Cut the meat in small pieces and lightly season with the next 3 ingredients. Cut the kimchi into thin strips (about 1/2 inch). Heat a skillet with a tablespoon of oil over medium high heat. Stir-fry the kimchi for 2 – 3 minutes, adding some juice from kimchi to intensify the flavor, if available. Add the meat and stir-fry for another minute or two. (The meat doesn’t need to be cooked through.)
Spread the bean sprouts over the rice, followed by the stir-fried kimchi and meat. Start the rice cooker, or cook over the stovetop.
While the rice is cooking, prepare the sauce by mixing all sauce ingredients.
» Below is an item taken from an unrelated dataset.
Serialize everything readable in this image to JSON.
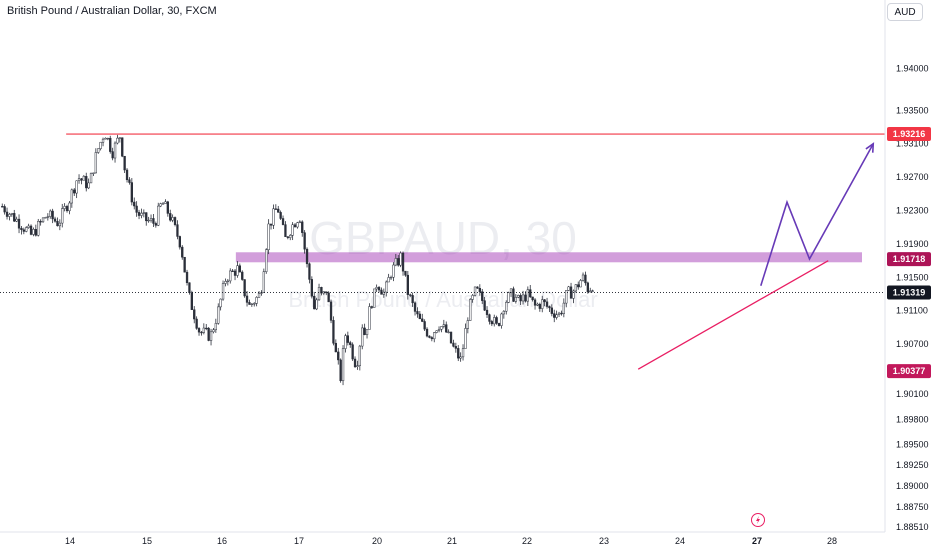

When the rice is done, gently fluff up the rice, evenly distributing the sprouts, meat and kimchi. Serve with the sauce on the side.
Stove top method:
- In a heavy bottom pot with a lid, stir-fry the kimchi for 2 – 3 minutes, adding some juice from kimchi to intensify the flavor, if available. Add the meat and stir-fry for another minute or two. (The meat doesn’t need to be cooked through.)
- Stir in the rice and water. Place the bean sprout on top. Cover, and bring the rice to a full boil over high heat. This will take 4 to 5 minutes. Then, reduce the heat to low. Simmer for 15 minutes. Turn the heat off, and leave the pot covered for about 5 minutes.